The Washington State Board of Natural Resources has a vexing, yet exciting opportunity to establish policies for the management of our state's forest trust lands in the 21st Century. Guided by environmentally and economically sustainable forestry policies, the state's forest trust lands can meet the needs of society today and for future generations. Following release of the "Draft EIS for Alternatives for Sustainable Forest Management of State Trust Lands in Western Washington" in mid-November, citizens had an opportunity to comment through the public review process. The Board must now choose one of six proposed alternatives, or develop a variation for final approval.
The six Draft EIS alternatives follow a land use zoning approach originally defined to implement the 1997 Habitat Conservation Plan (HCP) while simultaneously satisfying state forest practice regulations. Zones are designated for streamside areas, upland areas, unstable slope areas and old growth habitat areas where special forestry treatments such as regeneration harvests, thinning and levels of habitat protection are prescribed. The Board has chosen to continue this zoned approach to stay within the bounds of the HCP, although it is highly likely that a less constrained unzoned approach would lead to better future ecological conditions and economic performance.
The vexation enters because various constituents feel that their particular interests are best served by a single alternative, whereas the Board views each alternative as having promising endpoints, but perhaps not offering an optimal balance of environmental and economic values. The Board recognizes that, unlike federal or private forests, Washington state forests are trust assets - to be perpetually managed for the benefit of designated beneficiaries, such as schools and universities. So long as all applicable federal and state laws are satisfied, case law holds that fiduciary responsibilities are paramount no matter how laudatory other state goals may be. We must fashion an alternative that satisfies this complex set of needs.
Our state forest trust assets are valued at over $3 billion. The Board must adopt policies to actively manage these lands, minimizing long-term risks and using the most current scientific principles of resource management. We want to explore new ways to capture forest benefits for trust beneficiaries and ensure flexibility to adapt to changing future circumstances. For example, mitigation of the effects of global climate change through carbon sequestration in carefully managed forests might produce new sources of revenue for trust beneficiaries.
We need to establish policies that help resource managers adapt to new information to ensure that both environmental values and asset values of the trusts are being constantly examined and protected. Returns on investment must be clearly predicted from each alternative, so that the public sees the potential value to schools, universities and county governments from its investment. Each year, the managers should monitor and report both on how well fiduciary responsibilities and environmental values are protected.

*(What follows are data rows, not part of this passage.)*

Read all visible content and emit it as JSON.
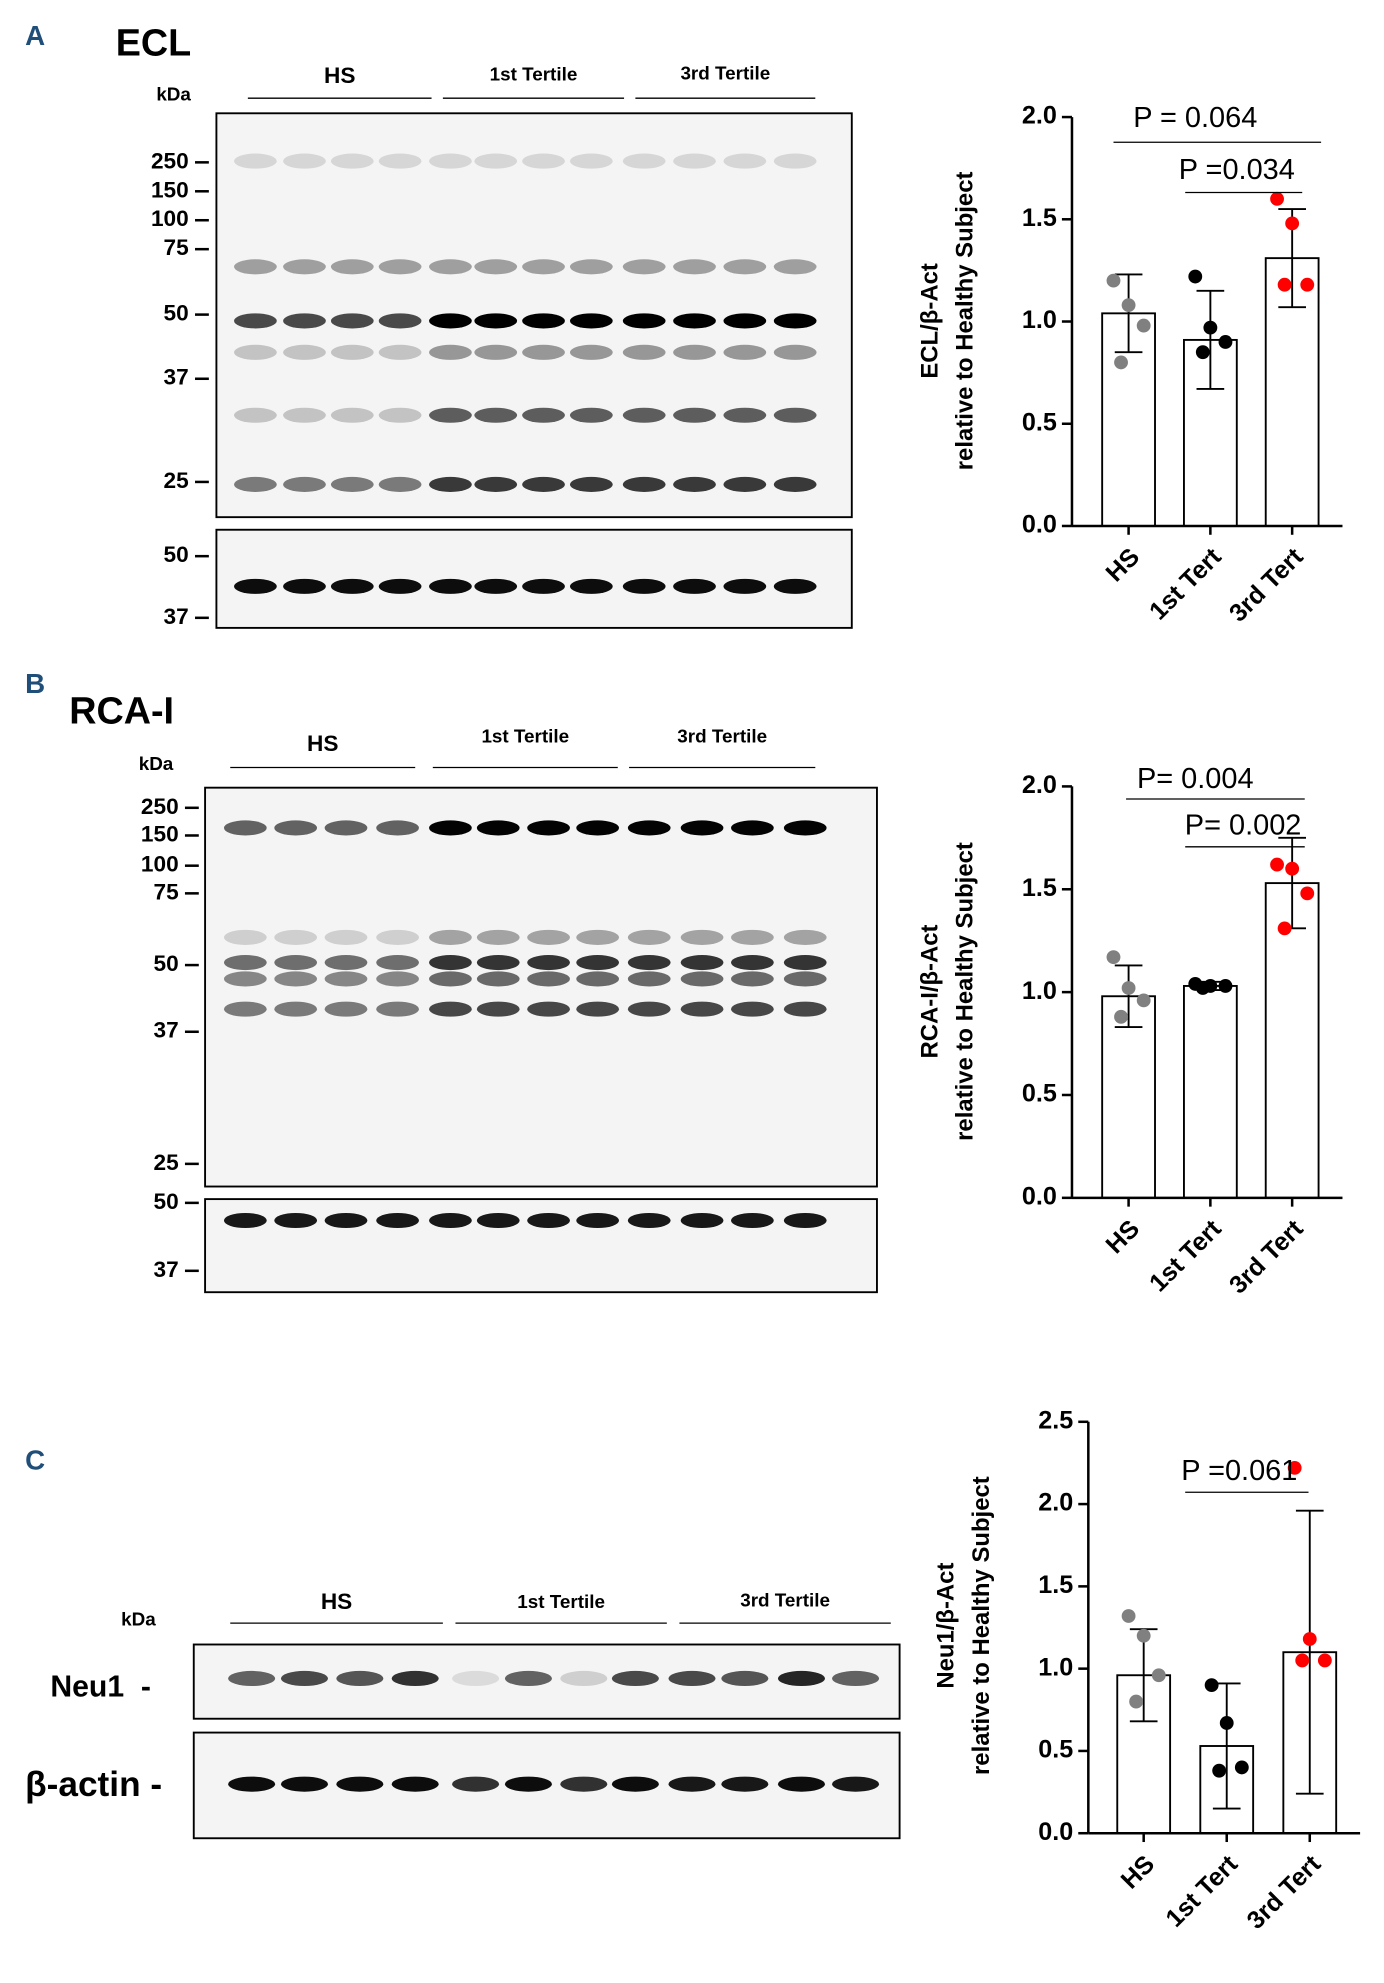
{
  "chart_data": [
    {
      "type": "bar",
      "ylabel": [
        "ECL/β-Act",
        "relative to Healthy  Subject"
      ],
      "categories": [
        "HS",
        "1st Tert",
        "3rd Tert"
      ],
      "values": [
        1.04,
        0.91,
        1.31
      ],
      "errors": [
        0.19,
        0.24,
        0.24
      ],
      "points": [
        [
          1.2,
          1.08,
          0.98,
          0.8
        ],
        [
          1.22,
          0.97,
          0.9,
          0.85
        ],
        [
          1.6,
          1.48,
          1.18,
          1.18
        ]
      ],
      "point_colors": [
        "#808080",
        "#000000",
        "#ff0000"
      ],
      "color": "#ffffff",
      "ylim": [
        0,
        2
      ],
      "yticks": [
        {
          "value": 0,
          "label": "0.0"
        },
        {
          "value": 0.5,
          "label": "0.5"
        },
        {
          "value": 1,
          "label": "1.0"
        },
        {
          "value": 1.5,
          "label": "1.5"
        },
        {
          "value": 2,
          "label": "2.0"
        }
      ],
      "annotations": [
        "P = 0.064",
        "P =0.034"
      ]
    },
    {
      "type": "bar",
      "ylabel": [
        "RCA-I/β-Act",
        "relative to Healthy  Subject"
      ],
      "categories": [
        "HS",
        "1st Tert",
        "3rd Tert"
      ],
      "values": [
        0.98,
        1.03,
        1.53
      ],
      "errors": [
        0.15,
        0.02,
        0.22
      ],
      "points": [
        [
          1.17,
          1.02,
          0.96,
          0.88
        ],
        [
          1.04,
          1.03,
          1.03,
          1.02
        ],
        [
          1.62,
          1.6,
          1.48,
          1.31
        ]
      ],
      "point_colors": [
        "#808080",
        "#000000",
        "#ff0000"
      ],
      "color": "#ffffff",
      "ylim": [
        0,
        2
      ],
      "yticks": [
        {
          "value": 0,
          "label": "0.0"
        },
        {
          "value": 0.5,
          "label": "0.5"
        },
        {
          "value": 1,
          "label": "1.0"
        },
        {
          "value": 1.5,
          "label": "1.5"
        },
        {
          "value": 2,
          "label": "2.0"
        }
      ],
      "annotations": [
        "P= 0.004",
        "P= 0.002"
      ]
    },
    {
      "type": "bar",
      "ylabel": [
        "Neu1/β-Act",
        "relative to Healthy Subject"
      ],
      "categories": [
        "HS",
        "1st Tert",
        "3rd Tert"
      ],
      "values": [
        0.96,
        0.53,
        1.1
      ],
      "errors": [
        0.28,
        0.38,
        0.86
      ],
      "points": [
        [
          1.32,
          1.2,
          0.96,
          0.8
        ],
        [
          0.9,
          0.67,
          0.4,
          0.38
        ],
        [
          2.22,
          1.18,
          1.05,
          1.05
        ]
      ],
      "point_colors": [
        "#808080",
        "#000000",
        "#ff0000"
      ],
      "color": "#ffffff",
      "ylim": [
        0,
        2.5
      ],
      "yticks": [
        {
          "value": 0,
          "label": "0.0"
        },
        {
          "value": 0.5,
          "label": "0.5"
        },
        {
          "value": 1,
          "label": "1.0"
        },
        {
          "value": 1.5,
          "label": "1.5"
        },
        {
          "value": 2,
          "label": "2.0"
        },
        {
          "value": 2.5,
          "label": "2.5"
        }
      ],
      "annotations": [
        "P =0.061"
      ]
    }
  ],
  "blots": [
    {
      "panel": "A",
      "title": "ECL",
      "unit": "kDa",
      "groups": [
        "HS",
        "1st Tertile",
        "3rd Tertile"
      ],
      "markers": [
        "250",
        "150",
        "100",
        "75",
        "50",
        "37",
        "25"
      ],
      "loading_markers": [
        "50",
        "37"
      ]
    },
    {
      "panel": "B",
      "title": "RCA-I",
      "unit": "kDa",
      "groups": [
        "HS",
        "1st Tertile",
        "3rd Tertile"
      ],
      "markers": [
        "250",
        "150",
        "100",
        "75",
        "50",
        "37",
        "25"
      ],
      "loading_markers": [
        "50",
        "37"
      ]
    },
    {
      "panel": "C",
      "unit": "kDa",
      "groups": [
        "HS",
        "1st Tertile",
        "3rd Tertile"
      ],
      "rows": [
        "Neu1  -",
        "β-actin -"
      ]
    }
  ]
}
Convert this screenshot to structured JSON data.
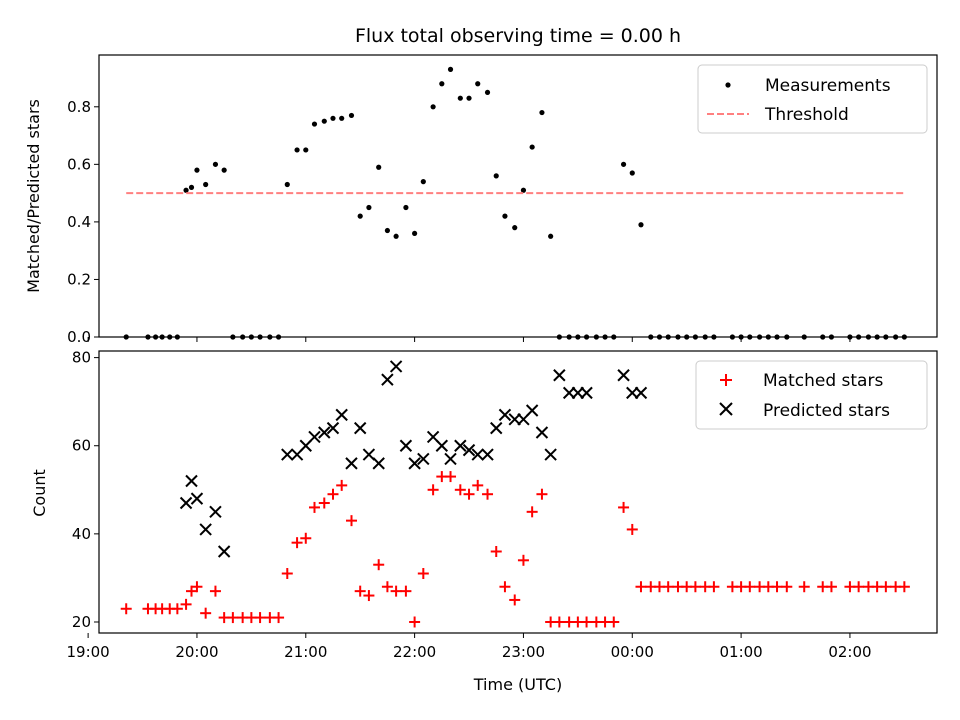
{
  "chart_data": [
    {
      "type": "scatter",
      "title": "Flux total observing time = 0.00 h",
      "xlabel": "",
      "ylabel": "Matched/Predicted stars",
      "ylim": [
        0,
        0.98
      ],
      "yticks": [
        "0.0",
        "0.2",
        "0.4",
        "0.6",
        "0.8"
      ],
      "ytick_values": [
        0,
        0.2,
        0.4,
        0.6,
        0.8
      ],
      "xlim": [
        19.1,
        26.8
      ],
      "xtick_values": [
        19,
        20,
        21,
        22,
        23,
        24,
        25,
        26
      ],
      "legend_position": "top-right",
      "series": [
        {
          "name": "Measurements",
          "color": "#000000",
          "marker": "dot",
          "x": [
            19.35,
            19.55,
            19.62,
            19.68,
            19.75,
            19.82,
            19.9,
            19.95,
            20.0,
            20.08,
            20.17,
            20.25,
            20.33,
            20.42,
            20.5,
            20.58,
            20.67,
            20.75,
            20.83,
            20.92,
            21.0,
            21.08,
            21.17,
            21.25,
            21.33,
            21.42,
            21.5,
            21.58,
            21.67,
            21.75,
            21.83,
            21.92,
            22.0,
            22.08,
            22.17,
            22.25,
            22.33,
            22.42,
            22.5,
            22.58,
            22.67,
            22.75,
            22.83,
            22.92,
            23.0,
            23.08,
            23.17,
            23.25,
            23.33,
            23.42,
            23.5,
            23.58,
            23.67,
            23.75,
            23.83,
            23.92,
            24.0,
            24.08,
            24.17,
            24.25,
            24.33,
            24.42,
            24.5,
            24.58,
            24.67,
            24.75,
            24.92,
            25.0,
            25.08,
            25.17,
            25.25,
            25.33,
            25.42,
            25.58,
            25.75,
            25.83,
            26.0,
            26.08,
            26.17,
            26.25,
            26.33,
            26.42,
            26.5
          ],
          "y": [
            0.0,
            0.0,
            0.0,
            0.0,
            0.0,
            0.0,
            0.51,
            0.52,
            0.58,
            0.53,
            0.6,
            0.58,
            0.0,
            0.0,
            0.0,
            0.0,
            0.0,
            0.0,
            0.53,
            0.65,
            0.65,
            0.74,
            0.75,
            0.76,
            0.76,
            0.77,
            0.42,
            0.45,
            0.59,
            0.37,
            0.35,
            0.45,
            0.36,
            0.54,
            0.8,
            0.88,
            0.93,
            0.83,
            0.83,
            0.88,
            0.85,
            0.56,
            0.42,
            0.38,
            0.51,
            0.66,
            0.78,
            0.35,
            0.0,
            0.0,
            0.0,
            0.0,
            0.0,
            0.0,
            0.0,
            0.6,
            0.57,
            0.39,
            0.0,
            0.0,
            0.0,
            0.0,
            0.0,
            0.0,
            0.0,
            0.0,
            0.0,
            0.0,
            0.0,
            0.0,
            0.0,
            0.0,
            0.0,
            0.0,
            0.0,
            0.0,
            0.0,
            0.0,
            0.0,
            0.0,
            0.0,
            0.0,
            0.0
          ]
        },
        {
          "name": "Threshold",
          "color": "#ff7f7f",
          "marker": "dashed-line",
          "x": [
            19.35,
            26.5
          ],
          "y": [
            0.5,
            0.5
          ]
        }
      ]
    },
    {
      "type": "scatter",
      "title": "",
      "xlabel": "Time (UTC)",
      "ylabel": "Count",
      "ylim": [
        17.5,
        81.5
      ],
      "yticks": [
        "20",
        "40",
        "60",
        "80"
      ],
      "ytick_values": [
        20,
        40,
        60,
        80
      ],
      "xlim": [
        19.1,
        26.8
      ],
      "xtick_values": [
        19,
        20,
        21,
        22,
        23,
        24,
        25,
        26
      ],
      "xticks": [
        "19:00",
        "20:00",
        "21:00",
        "22:00",
        "23:00",
        "00:00",
        "01:00",
        "02:00"
      ],
      "legend_position": "top-right",
      "series": [
        {
          "name": "Matched stars",
          "color": "#ff0000",
          "marker": "plus",
          "x": [
            19.35,
            19.55,
            19.62,
            19.68,
            19.75,
            19.82,
            19.9,
            19.95,
            20.0,
            20.08,
            20.17,
            20.25,
            20.33,
            20.42,
            20.5,
            20.58,
            20.67,
            20.75,
            20.83,
            20.92,
            21.0,
            21.08,
            21.17,
            21.25,
            21.33,
            21.42,
            21.5,
            21.58,
            21.67,
            21.75,
            21.83,
            21.92,
            22.0,
            22.08,
            22.17,
            22.25,
            22.33,
            22.42,
            22.5,
            22.58,
            22.67,
            22.75,
            22.83,
            22.92,
            23.0,
            23.08,
            23.17,
            23.25,
            23.33,
            23.42,
            23.5,
            23.58,
            23.67,
            23.75,
            23.83,
            23.92,
            24.0,
            24.08,
            24.17,
            24.25,
            24.33,
            24.42,
            24.5,
            24.58,
            24.67,
            24.75,
            24.92,
            25.0,
            25.08,
            25.17,
            25.25,
            25.33,
            25.42,
            25.58,
            25.75,
            25.83,
            26.0,
            26.08,
            26.17,
            26.25,
            26.33,
            26.42,
            26.5
          ],
          "y": [
            23,
            23,
            23,
            23,
            23,
            23,
            24,
            27,
            28,
            22,
            27,
            21,
            21,
            21,
            21,
            21,
            21,
            21,
            31,
            38,
            39,
            46,
            47,
            49,
            51,
            43,
            27,
            26,
            33,
            28,
            27,
            27,
            20,
            31,
            50,
            53,
            53,
            50,
            49,
            51,
            49,
            36,
            28,
            25,
            34,
            45,
            49,
            20,
            20,
            20,
            20,
            20,
            20,
            20,
            20,
            46,
            41,
            28,
            28,
            28,
            28,
            28,
            28,
            28,
            28,
            28,
            28,
            28,
            28,
            28,
            28,
            28,
            28,
            28,
            28,
            28,
            28,
            28,
            28,
            28,
            28,
            28,
            28
          ]
        },
        {
          "name": "Predicted stars",
          "color": "#000000",
          "marker": "x",
          "x": [
            19.9,
            19.95,
            20.0,
            20.08,
            20.17,
            20.25,
            20.83,
            20.92,
            21.0,
            21.08,
            21.17,
            21.25,
            21.33,
            21.42,
            21.5,
            21.58,
            21.67,
            21.75,
            21.83,
            21.92,
            22.0,
            22.08,
            22.17,
            22.25,
            22.33,
            22.42,
            22.5,
            22.58,
            22.67,
            22.75,
            22.83,
            22.92,
            23.0,
            23.08,
            23.17,
            23.25,
            23.33,
            23.42,
            23.5,
            23.58,
            23.92,
            24.0,
            24.08
          ],
          "y": [
            47,
            52,
            48,
            41,
            45,
            36,
            58,
            58,
            60,
            62,
            63,
            64,
            67,
            56,
            64,
            58,
            56,
            75,
            78,
            60,
            56,
            57,
            62,
            60,
            57,
            60,
            59,
            58,
            58,
            64,
            67,
            66,
            66,
            68,
            63,
            58,
            76,
            72,
            72,
            72,
            76,
            72,
            72
          ]
        }
      ]
    }
  ]
}
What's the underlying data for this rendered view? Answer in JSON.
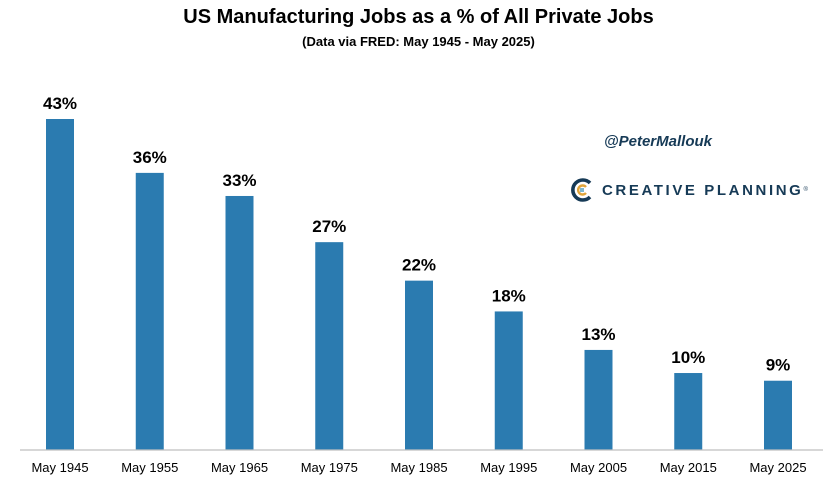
{
  "brand": {
    "handle": "@PeterMallouk",
    "logo_text": "CREATIVE PLANNING",
    "logo_colors": [
      "#163a56",
      "#e0a43a",
      "#7fb8cf"
    ]
  },
  "chart_data": {
    "type": "bar",
    "title": "US Manufacturing Jobs as a % of All Private Jobs",
    "subtitle": "(Data via FRED: May 1945 - May 2025)",
    "categories": [
      "May 1945",
      "May 1955",
      "May 1965",
      "May 1975",
      "May 1985",
      "May 1995",
      "May 2005",
      "May 2015",
      "May 2025"
    ],
    "values": [
      43,
      36,
      33,
      27,
      22,
      18,
      13,
      10,
      9
    ],
    "value_labels": [
      "43%",
      "36%",
      "33%",
      "27%",
      "22%",
      "18%",
      "13%",
      "10%",
      "9%"
    ],
    "ylim": [
      0,
      43
    ],
    "bar_color": "#2b7bb0",
    "grid": false,
    "legend": "none"
  }
}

Resource professionals don't always get it right - witness the unforeseen effects of 100 years of fire protection policies on forest health (eastside) and biodiversity (westside). Locking into a rigid management system or adopting shortsighted policies that do not recognize the uncertainties inherent in managing complex natural resource systems is short sighted and foolish. The Board must enact policies that allow flexibility for future professional managers to assimilate new scientific discoveries and societal demands. For example, areas of exceptional scientific or social value such as unique areas of natural old growth habitat or lands of other biological or cultural significance can be set aside - as long as the trusts are properly compensated.
The challenge is to focus on the future by implementing the best management alternatives for the forest environment while keeping the investment interests of the trusts as our legal beacon. As any investment manager knows, when all is said and done, our legal duty is to the person who places his or her investments in our care. The Draft EIS needs to better demonstrate how investments will grow and prosper so that future generations enjoy the benefits they deserve.